Matt Fisher

  • pass-a-grille

    pass-a-grille

  • Nautilus 2

    Nautilus 2

  • 12-8, 8-4

    12-8, 8-4

  • de soto

    de soto

  • Dragoon

    Dragoon

  • Nautilus

    Nautilus

  • Nautilus 3

    Nautilus 3

  • Nautilus 1

    Nautilus 1

  • Nautilus 5

    Nautilus 5

  • Nautilus 4

    Nautilus 4

  • Nautilus

    The Nautilus series attempts to present concepts related to a loose set of ideas I’ve been calling “viseur theory.” Viseur is French for “viewfinder.” Sounds like and is meant to recall the French word “voyeur,” but with a slightly different meaning. Voyeurism is related to surreptitious gazing and ownership, the capture and service of a scenario to a viewer’s motives. Viseur theory relates to a specific kind of disorientation related to vision, and the way that the size, shape, dimensions and topology of an object can change as we look at it in a way that is connected to our psychological state. These paintings came from thinking about the potential for movement despite stasis, the projection into a fragment, the disembodiment of the gaze, the distortion of scale that occurs coarising with fascination.

    Most of the Nautilus paintings begin as either photographs (usually of nudes or landscapes) or directly sampled skin tones from a model.
    Procedurally, they begin at a specific site in the composition and are painted slowly moving from one starting point on the canvas, tracing an arc through the plane, mixing each successive color using the leftover paint from the previous.

    Colors slowly modulate into each other, usually passing through several indeterminate hues along the way.

    I think of these as both landscapes and portraits.

    The general procedural and formal aim was to deal solely with interrelationships inside a defined palette while doing pictorial work.

    I started making these in about 2002–03. At the time I was trying to rectify why I wanted to continue making data- or system-driven images.
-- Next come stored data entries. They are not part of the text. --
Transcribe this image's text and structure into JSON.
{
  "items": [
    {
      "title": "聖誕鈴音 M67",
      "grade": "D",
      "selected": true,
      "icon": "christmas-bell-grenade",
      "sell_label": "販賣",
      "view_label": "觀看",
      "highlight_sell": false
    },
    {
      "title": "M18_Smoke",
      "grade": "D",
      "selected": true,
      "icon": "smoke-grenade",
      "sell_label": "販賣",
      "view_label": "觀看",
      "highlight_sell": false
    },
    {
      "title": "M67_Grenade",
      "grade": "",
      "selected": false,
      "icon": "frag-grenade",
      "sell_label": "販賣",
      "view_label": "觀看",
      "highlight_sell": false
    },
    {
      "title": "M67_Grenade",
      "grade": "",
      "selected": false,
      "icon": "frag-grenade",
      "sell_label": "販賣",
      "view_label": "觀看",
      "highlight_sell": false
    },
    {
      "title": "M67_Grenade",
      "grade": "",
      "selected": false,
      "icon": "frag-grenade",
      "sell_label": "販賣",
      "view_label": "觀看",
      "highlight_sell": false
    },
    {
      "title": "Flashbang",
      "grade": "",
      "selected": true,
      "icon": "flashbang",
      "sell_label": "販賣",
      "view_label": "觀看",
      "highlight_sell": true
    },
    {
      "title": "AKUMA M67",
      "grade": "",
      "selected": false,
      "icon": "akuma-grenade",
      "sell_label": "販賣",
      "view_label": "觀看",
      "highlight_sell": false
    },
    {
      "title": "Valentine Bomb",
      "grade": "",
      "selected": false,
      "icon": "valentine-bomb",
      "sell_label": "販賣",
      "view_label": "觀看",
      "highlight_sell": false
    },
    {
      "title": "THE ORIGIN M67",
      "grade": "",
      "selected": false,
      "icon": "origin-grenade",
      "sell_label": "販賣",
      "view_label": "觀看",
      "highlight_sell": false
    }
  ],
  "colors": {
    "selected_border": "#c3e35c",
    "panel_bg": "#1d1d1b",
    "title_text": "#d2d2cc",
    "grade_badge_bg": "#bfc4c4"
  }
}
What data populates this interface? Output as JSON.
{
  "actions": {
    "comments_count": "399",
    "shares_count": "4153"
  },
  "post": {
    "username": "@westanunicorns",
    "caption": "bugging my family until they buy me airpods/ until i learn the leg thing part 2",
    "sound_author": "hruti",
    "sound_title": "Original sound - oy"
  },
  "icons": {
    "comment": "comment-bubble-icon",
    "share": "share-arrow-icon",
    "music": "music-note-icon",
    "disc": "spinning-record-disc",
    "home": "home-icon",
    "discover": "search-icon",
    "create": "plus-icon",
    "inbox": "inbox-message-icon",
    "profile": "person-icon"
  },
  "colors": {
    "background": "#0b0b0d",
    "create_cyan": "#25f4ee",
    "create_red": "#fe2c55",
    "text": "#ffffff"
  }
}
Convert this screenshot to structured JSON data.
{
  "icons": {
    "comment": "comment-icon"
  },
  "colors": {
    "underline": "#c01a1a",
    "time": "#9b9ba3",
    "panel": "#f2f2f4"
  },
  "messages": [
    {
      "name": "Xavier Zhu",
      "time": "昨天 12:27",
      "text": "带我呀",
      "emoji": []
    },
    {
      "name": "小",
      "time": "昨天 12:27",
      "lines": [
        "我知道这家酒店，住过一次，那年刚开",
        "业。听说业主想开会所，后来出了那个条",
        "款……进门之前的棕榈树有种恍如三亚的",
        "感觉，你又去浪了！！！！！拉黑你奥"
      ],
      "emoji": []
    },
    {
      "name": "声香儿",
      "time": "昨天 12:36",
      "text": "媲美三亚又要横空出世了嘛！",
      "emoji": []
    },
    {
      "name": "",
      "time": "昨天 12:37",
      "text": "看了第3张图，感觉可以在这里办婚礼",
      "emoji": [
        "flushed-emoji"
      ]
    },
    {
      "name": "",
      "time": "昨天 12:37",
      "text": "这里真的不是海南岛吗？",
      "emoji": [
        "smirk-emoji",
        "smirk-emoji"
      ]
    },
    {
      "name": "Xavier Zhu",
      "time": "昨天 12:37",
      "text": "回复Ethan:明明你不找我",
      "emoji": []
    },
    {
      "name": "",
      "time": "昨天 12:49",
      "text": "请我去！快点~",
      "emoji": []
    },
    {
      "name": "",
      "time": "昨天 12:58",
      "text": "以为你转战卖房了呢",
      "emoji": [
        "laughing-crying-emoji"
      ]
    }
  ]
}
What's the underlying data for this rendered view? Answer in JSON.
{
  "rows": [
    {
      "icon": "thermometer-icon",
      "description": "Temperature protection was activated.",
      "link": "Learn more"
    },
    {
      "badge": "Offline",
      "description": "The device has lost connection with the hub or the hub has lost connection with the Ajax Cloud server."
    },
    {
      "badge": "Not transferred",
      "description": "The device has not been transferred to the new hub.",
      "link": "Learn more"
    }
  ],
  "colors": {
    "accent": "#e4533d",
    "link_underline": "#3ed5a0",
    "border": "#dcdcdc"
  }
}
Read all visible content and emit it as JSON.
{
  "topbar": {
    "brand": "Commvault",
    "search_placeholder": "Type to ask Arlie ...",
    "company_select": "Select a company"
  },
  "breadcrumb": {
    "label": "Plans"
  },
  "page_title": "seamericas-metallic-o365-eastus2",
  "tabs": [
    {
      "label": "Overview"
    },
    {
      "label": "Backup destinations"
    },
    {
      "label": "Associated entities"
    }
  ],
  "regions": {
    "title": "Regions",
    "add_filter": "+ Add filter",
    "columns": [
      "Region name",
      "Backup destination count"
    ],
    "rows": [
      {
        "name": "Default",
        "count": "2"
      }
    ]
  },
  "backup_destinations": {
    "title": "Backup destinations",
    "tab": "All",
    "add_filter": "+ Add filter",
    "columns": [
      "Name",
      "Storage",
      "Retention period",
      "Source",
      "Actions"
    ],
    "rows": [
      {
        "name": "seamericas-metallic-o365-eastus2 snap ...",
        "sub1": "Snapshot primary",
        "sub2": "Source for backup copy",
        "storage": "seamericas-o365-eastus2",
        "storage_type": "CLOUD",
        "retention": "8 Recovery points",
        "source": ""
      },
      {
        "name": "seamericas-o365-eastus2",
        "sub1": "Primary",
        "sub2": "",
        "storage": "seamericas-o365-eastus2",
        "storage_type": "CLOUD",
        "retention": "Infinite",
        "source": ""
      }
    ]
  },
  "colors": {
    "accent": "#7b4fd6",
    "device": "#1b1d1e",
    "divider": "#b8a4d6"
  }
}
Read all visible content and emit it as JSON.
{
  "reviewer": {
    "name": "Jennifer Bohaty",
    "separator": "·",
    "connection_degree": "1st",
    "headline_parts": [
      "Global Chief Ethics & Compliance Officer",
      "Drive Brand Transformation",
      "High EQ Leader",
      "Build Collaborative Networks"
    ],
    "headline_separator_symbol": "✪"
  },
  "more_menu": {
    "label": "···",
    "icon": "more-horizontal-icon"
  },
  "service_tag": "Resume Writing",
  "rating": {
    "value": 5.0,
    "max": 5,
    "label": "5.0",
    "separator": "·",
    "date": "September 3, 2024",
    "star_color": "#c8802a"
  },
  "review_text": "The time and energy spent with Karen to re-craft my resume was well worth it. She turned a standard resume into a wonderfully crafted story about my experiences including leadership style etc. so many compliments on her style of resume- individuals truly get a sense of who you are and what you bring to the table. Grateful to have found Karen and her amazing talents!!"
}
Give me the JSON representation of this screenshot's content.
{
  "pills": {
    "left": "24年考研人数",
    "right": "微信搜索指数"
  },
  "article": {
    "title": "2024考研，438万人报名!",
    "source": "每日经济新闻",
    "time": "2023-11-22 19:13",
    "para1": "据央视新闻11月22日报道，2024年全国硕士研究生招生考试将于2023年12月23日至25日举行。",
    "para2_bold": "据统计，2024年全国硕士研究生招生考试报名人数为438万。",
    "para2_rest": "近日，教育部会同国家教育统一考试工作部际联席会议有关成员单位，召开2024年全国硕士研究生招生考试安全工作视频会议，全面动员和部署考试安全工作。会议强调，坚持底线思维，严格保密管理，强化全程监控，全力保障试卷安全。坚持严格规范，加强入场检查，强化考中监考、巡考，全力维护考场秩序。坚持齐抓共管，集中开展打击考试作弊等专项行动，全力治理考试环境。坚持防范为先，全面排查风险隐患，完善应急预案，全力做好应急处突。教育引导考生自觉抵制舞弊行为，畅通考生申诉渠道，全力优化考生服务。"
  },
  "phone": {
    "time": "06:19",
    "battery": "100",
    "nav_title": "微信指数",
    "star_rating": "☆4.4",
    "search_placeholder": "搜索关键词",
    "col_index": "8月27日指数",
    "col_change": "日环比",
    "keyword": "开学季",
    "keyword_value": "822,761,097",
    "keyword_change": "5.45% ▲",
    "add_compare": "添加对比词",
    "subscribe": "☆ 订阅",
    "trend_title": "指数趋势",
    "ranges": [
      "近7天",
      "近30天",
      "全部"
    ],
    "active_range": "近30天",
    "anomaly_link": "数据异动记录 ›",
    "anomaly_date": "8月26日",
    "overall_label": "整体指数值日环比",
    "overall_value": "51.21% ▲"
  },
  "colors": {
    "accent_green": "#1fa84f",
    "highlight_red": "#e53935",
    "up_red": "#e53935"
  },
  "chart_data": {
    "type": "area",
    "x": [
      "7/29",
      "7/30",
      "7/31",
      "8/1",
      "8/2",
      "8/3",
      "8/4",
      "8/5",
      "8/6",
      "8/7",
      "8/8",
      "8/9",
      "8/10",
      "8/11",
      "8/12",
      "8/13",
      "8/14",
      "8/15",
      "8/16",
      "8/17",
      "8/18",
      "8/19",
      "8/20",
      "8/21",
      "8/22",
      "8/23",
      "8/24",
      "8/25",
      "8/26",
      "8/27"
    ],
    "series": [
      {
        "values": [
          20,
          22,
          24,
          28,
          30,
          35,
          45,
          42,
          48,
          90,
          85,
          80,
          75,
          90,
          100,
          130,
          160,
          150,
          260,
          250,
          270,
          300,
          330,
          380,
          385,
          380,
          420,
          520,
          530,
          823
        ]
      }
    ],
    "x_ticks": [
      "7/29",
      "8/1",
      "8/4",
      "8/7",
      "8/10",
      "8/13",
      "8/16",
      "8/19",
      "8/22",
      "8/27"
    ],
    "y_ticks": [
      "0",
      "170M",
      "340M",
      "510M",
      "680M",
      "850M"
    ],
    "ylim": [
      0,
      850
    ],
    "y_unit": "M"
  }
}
I started feeling that the kind of intellectualized formalism I’d been employing, typified by the chess & surf bifurcation paintings, wasn’t as satisfying as it had been. And, it wasn’t eliciting the kind of freedoms I had hoped. So, I started experimenting with ways to shift the project toward notions that were both more personal and emotional. Some of that was a direct result of moving to New York, leaving a network of friends and artists behind in LA, and then 9/11 with all its weird aftermath.

    I’ve come back to these off an on for 10 years, and am making a few new ones now.